REVIEW: The Chancery, Cursitor Street, Holborn

So, apparently fine dining is dead, white linen table cloths are out and Skechers with a matching tight waistcoat are still in. What a load rubbish is what I say to that. The last thing I want is a grubby wooden table, someone clearly in the 40/50’s dressing like a twelve-year-old and quite frankly, anyone who thinks it’s cool to squash up next to me on my table to take my order should be sacked immediately. believe it or not, these really are all past (and recent) experiences I’ve had. When I made my way over to The Chancery in Holborn however, none of this happened. These guys know what fine dining is, how to do right and thankfully, know how to dress. The only downside is the dining room is in desperate need of a makeover.

Salad of heirloom tomatoes creamed mozzarella, dried black olive and basil

The Chancery opened in 2004 and as of late 2014 has appointed a new head chef in its kitchen, Graham Long. Graham has a stellar CV and has worked for with the likes of Mark Sargeant and Gordon Ramsay at Claridge’s. All that training with top chefs over the years has certainly paid off, because the food here at The Chancery is really rather spectacular. We started our meal here with a glass of chilled Krug Champagne – something I haven’t had in some time and completely forgot about its mind-blowing viscosity and buttery richness. We opted for the tasting menu too and it kicked off with a beautiful heirloom tomato salad with creamed mozzarella, dried black olive and basil. An incredibly fresh and vibrant dish with had a nice sweet and sour tang to it – a great way to get the mouth salivating.

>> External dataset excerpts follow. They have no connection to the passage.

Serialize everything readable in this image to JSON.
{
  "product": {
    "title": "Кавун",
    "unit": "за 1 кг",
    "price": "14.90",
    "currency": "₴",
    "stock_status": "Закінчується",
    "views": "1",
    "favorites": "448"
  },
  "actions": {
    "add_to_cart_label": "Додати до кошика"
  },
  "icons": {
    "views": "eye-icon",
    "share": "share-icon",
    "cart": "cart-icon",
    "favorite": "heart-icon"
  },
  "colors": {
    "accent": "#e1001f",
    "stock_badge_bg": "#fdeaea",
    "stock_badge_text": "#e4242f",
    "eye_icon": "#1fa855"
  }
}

Marinated raw hand dived scallops, cucumber jelly, avocado cream, sesame filo and shiso dressing

Pan seared foie gras, blood orange, sherry jelly, sunflower seeds, brown bread and bitter leaves

The one thing I love about the food here at The Chancery, is the precision that goes into creating each course and each having their own personality, with a slight asian influence coming through – something Graham’s picked up along his travels. An absolutely stunning dish of thinly sliced raw hand dived scallops, cucumber jelly, avocado cream, sesame filo and shiso dressing. Every mouthful was bursting with flavour, lots of textures were playing around with each other and the shiso dressing really brought everything together with its ever so slightly menthe flavour. Then out came the dish that always wins me over – foie gras. Here it was cooked to perfection and soft to the forks touch. Paired with flavours of blood orange, sherry jelly, sunflower seed and bitter leaves. Personally I thought the leaves added nothing – apart from getting in my way. Otherwise, this zesty and rich dish which was almost faultless.

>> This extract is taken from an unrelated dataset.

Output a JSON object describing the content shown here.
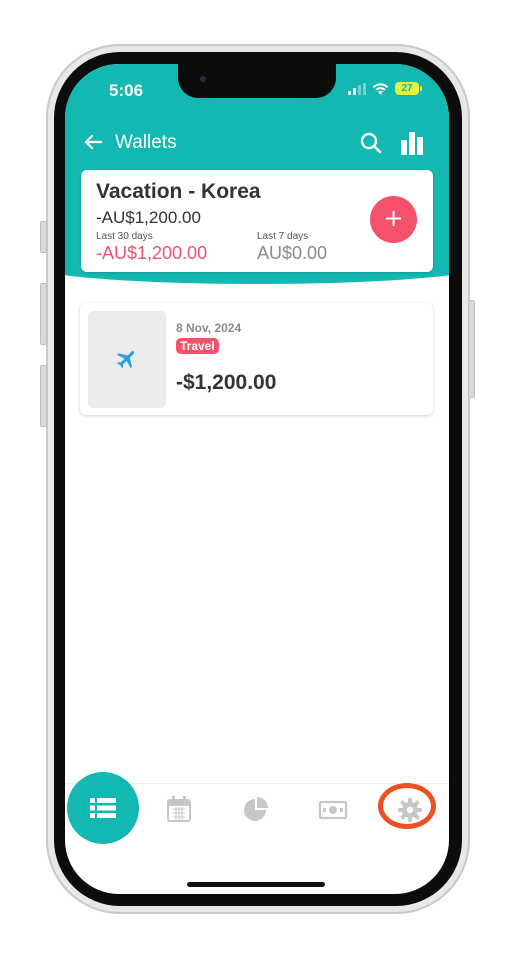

Fresh and smoked Cornish haddock Jersey Royals, fresh peas, ventrèche bacon and watercress

Herb crusted best end of new season lamb, crisp tongue and belly, roasted aubergine, red pepper and cumin

Service throughout our meal was immaculate, our waiter was professional (not wearing converse shoes) and the perfect host. The wine menu here is rather excellent too – in fact it’s huge and they have a large selection of premium wines by the glass, using that rather handy Coravin wine fresh system. Dishes continued to wow us and with what turned out to be my highlight of the meal. Smoked Cornish haddock with Jersey royals, peas, bacon and watercress. Perhaps the smoking of the fish was a little ambitious, but personally I loved it that way, especially against the creamy tart sauce and meaty flavours from the bacon. Herb crusted new season lamb on comparison came served with crispy tongue and belly, roasted aubergine and a red pepper with cumin salsa style mix. In short the dish was phenomenal, full to the brim of flavours which I wouldn’t usually think of pairing together, but in fact I couldn’t find a single fault. If you come here – make sure you eat this.

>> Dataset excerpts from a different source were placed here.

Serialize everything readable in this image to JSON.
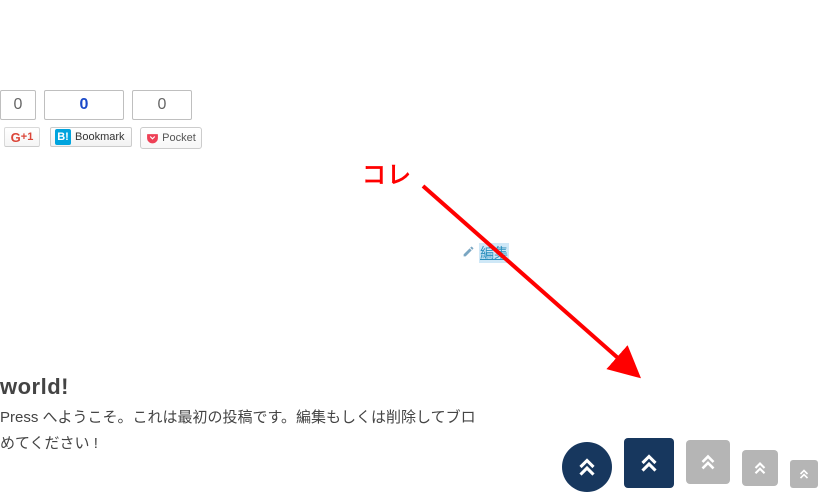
{
  "share": {
    "counts": {
      "gplus": "0",
      "hatena": "0",
      "pocket": "0"
    },
    "gplus_label": "+1",
    "hatena_label": "Bookmark",
    "hatena_icon": "B!",
    "pocket_label": "Pocket"
  },
  "edit": {
    "label": "編集"
  },
  "post": {
    "title": " world!",
    "line1": "Press へようこそ。これは最初の投稿です。編集もしくは削除してブロ",
    "line2": "めてください !"
  },
  "annotation": {
    "text": "コレ"
  },
  "colors": {
    "accent": "#17375e",
    "grayBtn": "#b5b5b5",
    "arrow": "#ff0000",
    "link": "#2a8fbd"
  }
}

Charred pineapple with pink grapefruit parfait and honey jelly

Chocolate, caramel and peanut tart, yoghurt sorbet and malted peanuts

By this point during the meal I was both a little tipsy and had to loosen the waistline because we’d got through a lot of food. The one thing they certainly don’t do here, is hold back on portion sizes – they’re very generous. Desserts still continued on a high, although one dish was enjoyed a lot more than the other. The charred pineapple with pink grapefruit parfait and honey jelly was a perfectly good dish but actually I felt its flavours (which sounded rather intense) were a little more subdued than I’d hoped. You may have noticed a deterioration in photos too, but I’ve a good excuse – it got dark outside.  Last dish to arrive from our tasting menu was a chocolate caramel and peanut tart with yoghurt sorbet and malted nuts. After taking one mouthful of this insanely good square of chocolate cake, I’d only one thing to ask myself – is this the best dessert I’ve eaten this year so far? I think it may well be. Rich, indulgent, perfectly balanced – it doesn’t get much better than this.

Petit fours

The Chancery in Holborn was a lovely surprise and one which I’d happily return back to. Prices here are on the expensive side and in some cases of a one/two Michelin pricing point, which is ambitious – but the tasting menu at £68 however is much more competitive. When it comes to fine dining, these guys know exactly what they’re doing in terms of wine choices, service and food – but I can see The Chancery struggling in the near future if the dining room decor doesn’t sort itself out. It’s not that it’s hideous or necessarily bad – it’s just tired and old. Pristine white glossing, ultra modern light grey walls and a bit of copper – this place could be excellent because the food is already here, waiting for a room to showcase it off. The Chancery is a hidden gem.